HILDA WAS ON THE PORCH when Mr. Kercher and I approached. The air was already heavy. Somewhere in the neighborhood, a lawn mower purred.
I wish there was something else I could do, he said. I wish there was anything I could do to help. He shook his head a little, but I wasn’t sure why.
Did you have a nice little walk? Hilda asked.
She squinted across the street, waved her whole arm at Mr. Kercher, who was looking back toward us.
Thank you, Mr. Kercher! she shouted. Have a good day now, you hear?
Yes. And you.
Will I see you at Butch and Kitty’s later on?
Mr. Kercher stood still a moment, looked to his feet. I don’t believe so.
All right, well, you have a good day now. Hilda’s voice was loud and firm, a stone.
Yes.



IN THE DAYLIGHT that large house looked even larger, like a courthouse. Several cars and trucks were parked on both sides of the street. We walked beside the house, passed through a side gate, down a stone-paved path, past one of those trees that tried to grasp the sky, past flowers gasping in the heat.
Hilda knocked on a glass door and Kitty came to let us in. Inside, the house was thick with voices and noise. Kitty spoke to Hilda awhile, then turned to me—
Now I wish Nelson could be here to keep you company but he’s in school and I couldn’t get him out of school without upsetting the other kids—you know, we try not to favor him over the others or give him anything different or special. We try to treat them all equal.
I was given a glass of ice tea and a little chair in the corner of the kitchen. Several women were moving things in and out of ovens, arranging things on wide platters, slicing things with knives. The one that had spoken to me last time was there, too, her white apron stiff and clean, and her dark hair still pulled back tight, as if nothing at all had happened or changed since I’d last seen her. She fled the kitchen through swinging doors and I heard a wave of voices come toward us from the next room.
Why does this feel so much like a funeral? I heard one of the women ask another.
I know what you mean. People are in that mood. I guess it’s just … well, people do sort of get like that right before the festival, don’t they?

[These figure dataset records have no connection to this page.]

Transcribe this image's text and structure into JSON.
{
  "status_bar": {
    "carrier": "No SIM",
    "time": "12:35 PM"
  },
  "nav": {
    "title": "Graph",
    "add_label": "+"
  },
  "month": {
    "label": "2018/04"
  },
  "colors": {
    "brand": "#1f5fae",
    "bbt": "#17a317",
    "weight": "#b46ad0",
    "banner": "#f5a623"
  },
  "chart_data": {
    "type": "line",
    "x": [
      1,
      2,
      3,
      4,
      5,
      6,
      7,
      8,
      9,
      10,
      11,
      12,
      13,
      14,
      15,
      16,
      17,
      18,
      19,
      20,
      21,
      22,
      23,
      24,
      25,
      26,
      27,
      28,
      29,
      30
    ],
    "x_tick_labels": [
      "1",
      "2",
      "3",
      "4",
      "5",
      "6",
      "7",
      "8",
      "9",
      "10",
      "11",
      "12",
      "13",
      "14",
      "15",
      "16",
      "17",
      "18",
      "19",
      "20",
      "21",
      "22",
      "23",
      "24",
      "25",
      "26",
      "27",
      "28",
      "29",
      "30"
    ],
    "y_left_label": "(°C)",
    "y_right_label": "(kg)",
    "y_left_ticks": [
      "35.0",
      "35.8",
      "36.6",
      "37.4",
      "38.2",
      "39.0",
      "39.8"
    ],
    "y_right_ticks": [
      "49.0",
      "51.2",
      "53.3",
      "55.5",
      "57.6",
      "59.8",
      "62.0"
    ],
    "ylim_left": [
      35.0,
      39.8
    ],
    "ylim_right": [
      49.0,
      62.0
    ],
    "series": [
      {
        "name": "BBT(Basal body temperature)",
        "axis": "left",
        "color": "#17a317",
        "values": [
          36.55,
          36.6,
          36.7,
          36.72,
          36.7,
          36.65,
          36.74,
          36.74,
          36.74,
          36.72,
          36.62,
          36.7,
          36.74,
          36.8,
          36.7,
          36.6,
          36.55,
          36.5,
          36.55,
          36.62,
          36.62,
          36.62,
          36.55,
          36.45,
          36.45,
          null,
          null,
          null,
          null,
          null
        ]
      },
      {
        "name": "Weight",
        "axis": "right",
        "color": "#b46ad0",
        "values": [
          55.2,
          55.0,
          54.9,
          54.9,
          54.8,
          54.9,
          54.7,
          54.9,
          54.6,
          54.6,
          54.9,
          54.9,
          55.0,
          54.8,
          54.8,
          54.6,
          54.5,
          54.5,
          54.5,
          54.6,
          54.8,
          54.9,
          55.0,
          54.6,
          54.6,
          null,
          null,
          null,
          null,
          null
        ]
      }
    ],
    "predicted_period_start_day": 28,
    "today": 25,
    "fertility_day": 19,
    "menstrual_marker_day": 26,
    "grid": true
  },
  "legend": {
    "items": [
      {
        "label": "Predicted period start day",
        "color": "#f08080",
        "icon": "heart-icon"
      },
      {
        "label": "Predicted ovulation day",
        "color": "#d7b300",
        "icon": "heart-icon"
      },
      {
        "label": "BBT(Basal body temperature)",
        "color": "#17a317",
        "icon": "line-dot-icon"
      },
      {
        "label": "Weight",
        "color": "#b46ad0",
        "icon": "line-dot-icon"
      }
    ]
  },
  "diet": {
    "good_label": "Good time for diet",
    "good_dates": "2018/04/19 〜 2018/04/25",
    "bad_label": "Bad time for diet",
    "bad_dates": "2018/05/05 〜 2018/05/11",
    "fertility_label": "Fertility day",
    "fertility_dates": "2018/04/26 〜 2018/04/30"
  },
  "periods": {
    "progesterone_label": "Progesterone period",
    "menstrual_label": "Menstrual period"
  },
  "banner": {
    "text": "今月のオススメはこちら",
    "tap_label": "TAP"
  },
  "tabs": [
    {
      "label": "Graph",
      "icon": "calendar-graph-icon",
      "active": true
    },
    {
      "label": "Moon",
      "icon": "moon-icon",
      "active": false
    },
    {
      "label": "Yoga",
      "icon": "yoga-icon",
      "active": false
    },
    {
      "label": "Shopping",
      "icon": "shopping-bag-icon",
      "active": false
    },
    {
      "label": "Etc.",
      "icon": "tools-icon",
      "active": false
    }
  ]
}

Jimmie Lee’s car got broken into last night and someone stole the Karlton children’s bikes right out of their garage this week, a woman said as she layered ham on a platter.
Is that so? Hilda asked.
Four whole bicycles. I keep forgetting the festival’s Saturday, the woman said, speaking as if to that platter of meat.
Across the kitchen a child in a clean pink dress and white bow was busying herself in a toy kitchen—moving things into and out of the little oven, arranging plastic foods on plastic platters. A small television in the other corner spoke muffled words to the room.
Sometimes, Kitty said, loudly enough to address the entire room, I feel like—if I just keep that television on all day, then nothing bad can happen, you know what I mean? Like a watched pot, like that kind of thing. Then other times it’s almost the other way around—like I know something is going to go wrong eventually and I don’t want to be the last to know.